Soetoro-Ng recalled the playful relationship she had with Obama. "I would hang on him and his friends; I would stand in front of the TV during critical moments of a basketball game."
As the Indonesian-born Soetoro-Ng explained, travel to various locations around the world allowed her to become "a product of her surroundings." This translated into the way she approached teaching. “I teach the fact that the truth requires we look from multiple perspectives." Seeing things from different vantage points was a quality her mother, the late Ann Dunham, instilled in her.

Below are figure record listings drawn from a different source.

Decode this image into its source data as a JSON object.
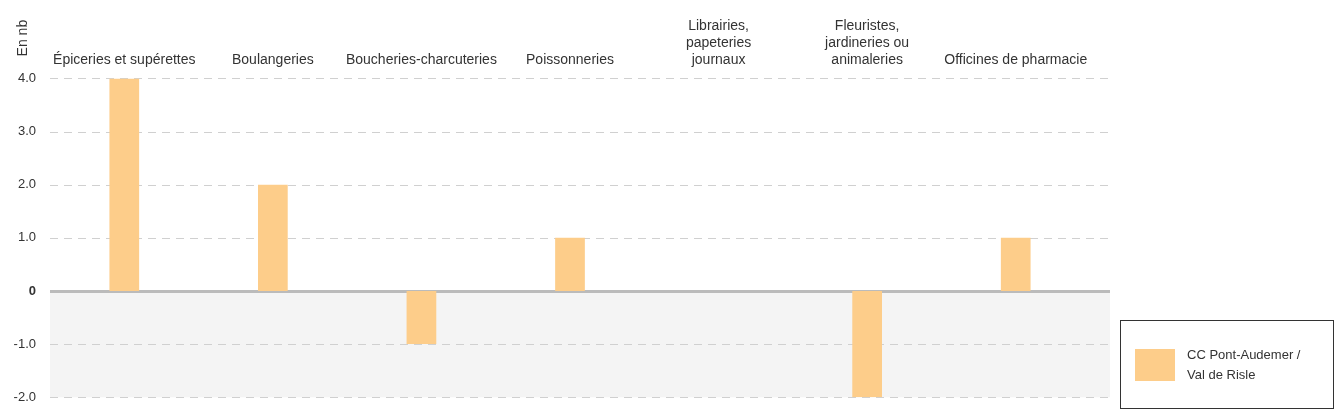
{
  "chart_data": {
    "type": "bar",
    "ylabel": "En nb",
    "categories": [
      "Épiceries et supérettes",
      "Boulangeries",
      "Boucheries-charcuteries",
      "Poissonneries",
      "Librairies, papeteries journaux",
      "Fleuristes, jardineries ou animaleries",
      "Officines de pharmacie"
    ],
    "series": [
      {
        "name": "CC Pont-Audemer / Val de Risle",
        "color": "#fdcd8a",
        "values": [
          4,
          2,
          -1,
          1,
          0,
          -2,
          1
        ]
      }
    ],
    "ylim": [
      -2,
      4
    ],
    "yticks": [
      {
        "value": -2,
        "label": "-2.0"
      },
      {
        "value": -1,
        "label": "-1.0"
      },
      0,
      {
        "value": 1,
        "label": "1.0"
      },
      {
        "value": 2,
        "label": "2.0"
      },
      {
        "value": 3,
        "label": "3.0"
      },
      {
        "value": 4,
        "label": "4.0"
      }
    ],
    "bands": [
      {
        "axis": "y",
        "from": -2,
        "to": 0,
        "color": "#f4f4f4"
      }
    ],
    "grid": "y",
    "legend": "bottom right"
  }
}
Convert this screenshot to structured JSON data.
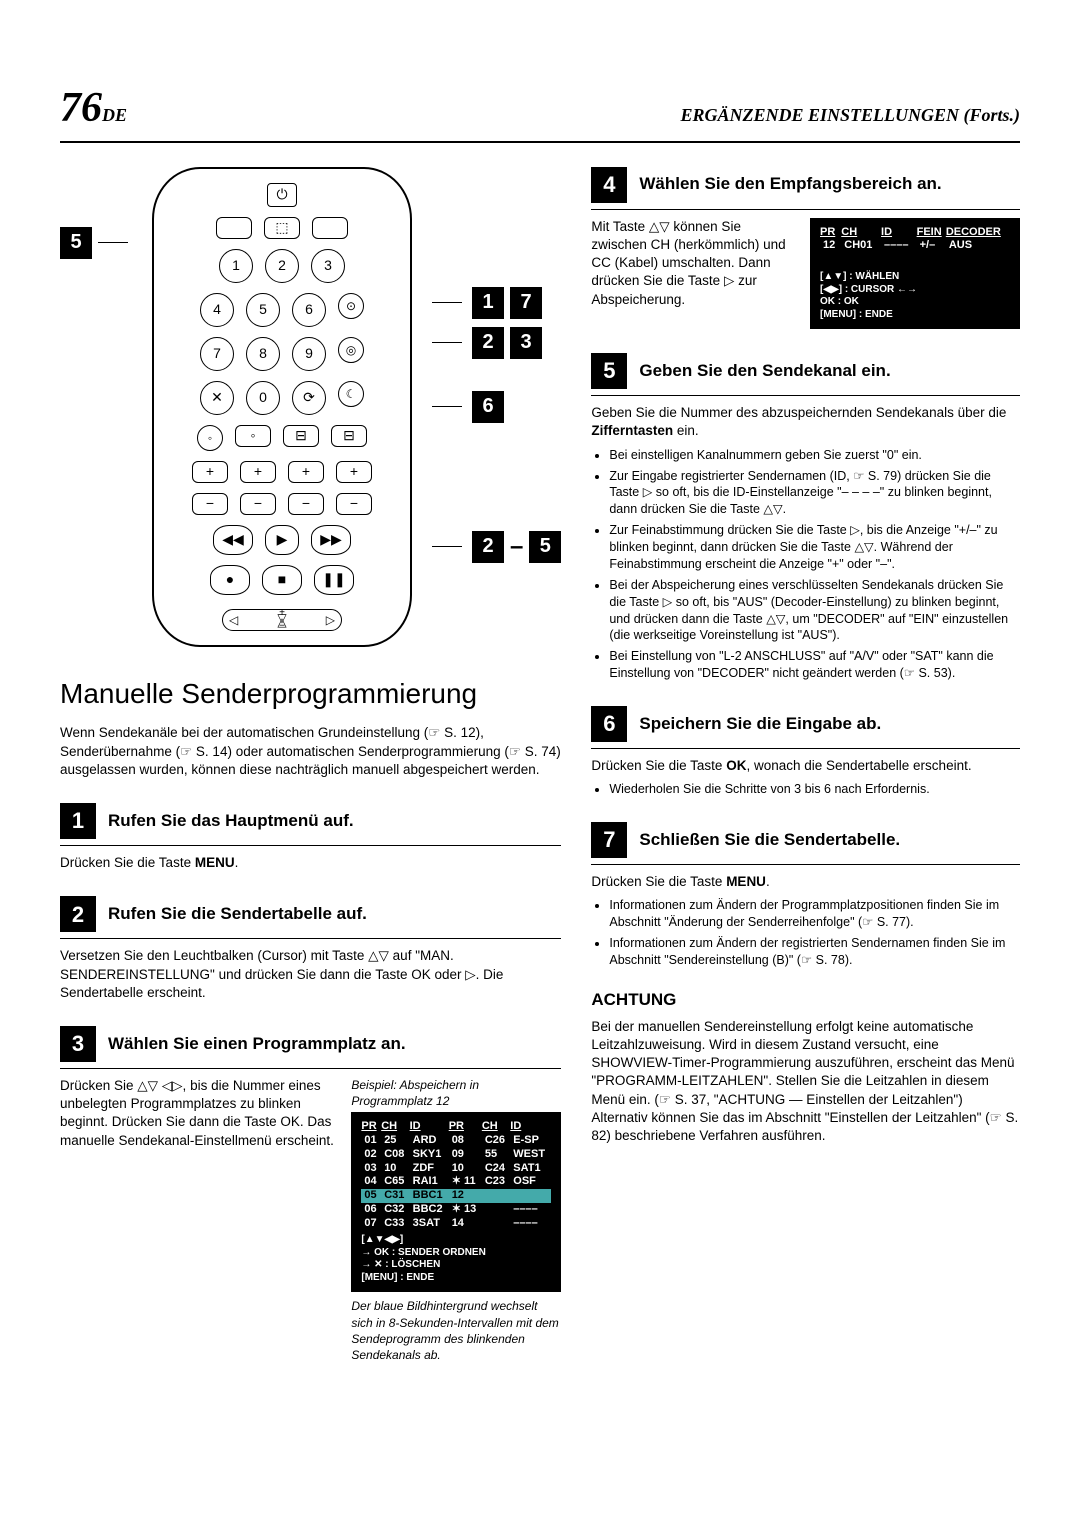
{
  "page": {
    "num": "76",
    "lang": "DE",
    "section": "ERGÄNZENDE EINSTELLUNGEN (Forts.)"
  },
  "title": "Manuelle Senderprogrammierung",
  "intro": "Wenn Sendekanäle bei der automatischen Grundeinstellung (☞ S. 12), Senderübernahme (☞ S. 14) oder automatischen Senderprogrammierung (☞ S. 74) ausgelassen wurden, können diese nachträglich manuell abgespeichert werden.",
  "callouts": {
    "c1": "5",
    "c2a": "1",
    "c2b": "7",
    "c3a": "2",
    "c3b": "3",
    "c4": "6",
    "c5a": "2",
    "c5b": "5"
  },
  "steps": {
    "s1": {
      "title": "Rufen Sie das Hauptmenü auf.",
      "body": "Drücken Sie die Taste MENU."
    },
    "s2": {
      "title": "Rufen Sie die Sendertabelle auf.",
      "body": "Versetzen Sie den Leuchtbalken (Cursor) mit Taste △▽ auf \"MAN. SENDEREINSTELLUNG\" und drücken Sie dann die Taste OK oder ▷. Die Sendertabelle erscheint."
    },
    "s3": {
      "title": "Wählen Sie einen Programmplatz an.",
      "body": "Drücken Sie △▽ ◁▷, bis die Nummer eines unbelegten Programmplatzes zu blinken beginnt. Drücken Sie dann die Taste OK. Das manuelle Sendekanal-Einstellmenü erscheint.",
      "caption": "Beispiel: Abspeichern in Programmplatz 12",
      "note": "Der blaue Bildhintergrund wechselt sich in 8-Sekunden-Intervallen mit dem Sendeprogramm des blinkenden Sendekanals ab."
    },
    "s4": {
      "title": "Wählen Sie den Empfangsbereich an.",
      "body": "Mit Taste △▽ können Sie zwischen CH (herkömmlich) und CC (Kabel) umschalten. Dann drücken Sie die Taste ▷ zur Abspeicherung."
    },
    "s5": {
      "title": "Geben Sie den Sendekanal ein.",
      "body": "Geben Sie die Nummer des abzuspeichernden Sendekanals über die Zifferntasten ein.",
      "bullets": [
        "Bei einstelligen Kanalnummern geben Sie zuerst \"0\" ein.",
        "Zur Eingabe registrierter Sendernamen (ID, ☞ S. 79) drücken Sie die Taste ▷ so oft, bis die ID-Einstellanzeige \"– – – –\" zu blinken beginnt, dann drücken Sie die Taste △▽.",
        "Zur Feinabstimmung drücken Sie die Taste ▷, bis die Anzeige \"+/–\" zu blinken beginnt, dann drücken Sie die Taste △▽. Während der Feinabstimmung erscheint die Anzeige \"+\" oder \"–\".",
        "Bei der Abspeicherung eines verschlüsselten Sendekanals drücken Sie die Taste ▷ so oft, bis \"AUS\" (Decoder-Einstellung) zu blinken beginnt, und drücken dann die Taste △▽, um \"DECODER\" auf \"EIN\" einzustellen (die werkseitige Voreinstellung ist \"AUS\").",
        "Bei Einstellung von \"L-2 ANSCHLUSS\" auf \"A/V\" oder \"SAT\" kann die Einstellung von \"DECODER\" nicht geändert werden (☞ S. 53)."
      ]
    },
    "s6": {
      "title": "Speichern Sie die Eingabe ab.",
      "body": "Drücken Sie die Taste OK, wonach die Sendertabelle erscheint.",
      "bullets": [
        "Wiederholen Sie die Schritte von 3 bis 6 nach Erfordernis."
      ]
    },
    "s7": {
      "title": "Schließen Sie die Sendertabelle.",
      "body": "Drücken Sie die Taste MENU.",
      "bullets": [
        "Informationen zum Ändern der Programmplatzpositionen finden Sie im Abschnitt \"Änderung der Senderreihenfolge\" (☞ S. 77).",
        "Informationen zum Ändern der registrierten Sendernamen finden Sie im Abschnitt \"Sendereinstellung (B)\" (☞ S. 78)."
      ]
    }
  },
  "osd3": {
    "headers": [
      "PR",
      "CH",
      "ID",
      "PR",
      "CH",
      "ID"
    ],
    "rows": [
      [
        "01",
        "25",
        "ARD",
        "08",
        "C26",
        "E-SP"
      ],
      [
        "02",
        "C08",
        "SKY1",
        "09",
        "55",
        "WEST"
      ],
      [
        "03",
        "10",
        "ZDF",
        "10",
        "C24",
        "SAT1"
      ],
      [
        "04",
        "C65",
        "RAI1",
        "✶ 11",
        "C23",
        "OSF"
      ],
      [
        "05",
        "C31",
        "BBC1",
        "12",
        "",
        ""
      ],
      [
        "06",
        "C32",
        "BBC2",
        "✶ 13",
        "",
        "––––"
      ],
      [
        "07",
        "C33",
        "3SAT",
        "14",
        "",
        "––––"
      ]
    ],
    "foot": [
      "[▲▼◀▶]",
      "→ OK : SENDER ORDNEN",
      "→ ✕ : LÖSCHEN",
      "[MENU] : ENDE"
    ]
  },
  "osd4": {
    "head": [
      "PR",
      "CH",
      "ID",
      "FEIN",
      "DECODER"
    ],
    "row": [
      "12",
      "CH01",
      "––––",
      "+/–",
      "AUS"
    ],
    "foot": [
      "[▲▼] : WÄHLEN",
      "[◀▶] : CURSOR ←→",
      "OK : OK",
      "[MENU] : ENDE"
    ]
  },
  "attention": {
    "title": "ACHTUNG",
    "body": "Bei der manuellen Sendereinstellung erfolgt keine automatische Leitzahlzuweisung. Wird in diesem Zustand versucht, eine SHOWVIEW-Timer-Programmierung auszuführen, erscheint das Menü \"PROGRAMM-LEITZAHLEN\". Stellen Sie die Leitzahlen in diesem Menü ein. (☞ S. 37, \"ACHTUNG — Einstellen der Leitzahlen\") Alternativ können Sie das im Abschnitt \"Einstellen der Leitzahlen\" (☞ S. 82) beschriebene Verfahren ausführen."
  }
}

At the same time, Soetoro-Ng acknowledged that she and her half-brother had very different experiences growing up. "The mom that my brother had... is sort of different from the mom that I had," she said, noting that Dunham was 18 when Obama was born. Soetoro-Ng was born nine years later; by the time she was cognizant of her mother as a human being, she added, Dunham had become much more of a "pragmatic," "professional" woman.
Soetoro-Ng's book, Ladder to the Moon, is a way of paying homage to Dunham, and highlights her mother's strongest qualities. “She woke up at 3:00 to gaze at the moon; she would wake me up all the time.”
Video: Maya Soetoro-Ng on family ties and her mother's legacy (2 min., 49 sec.)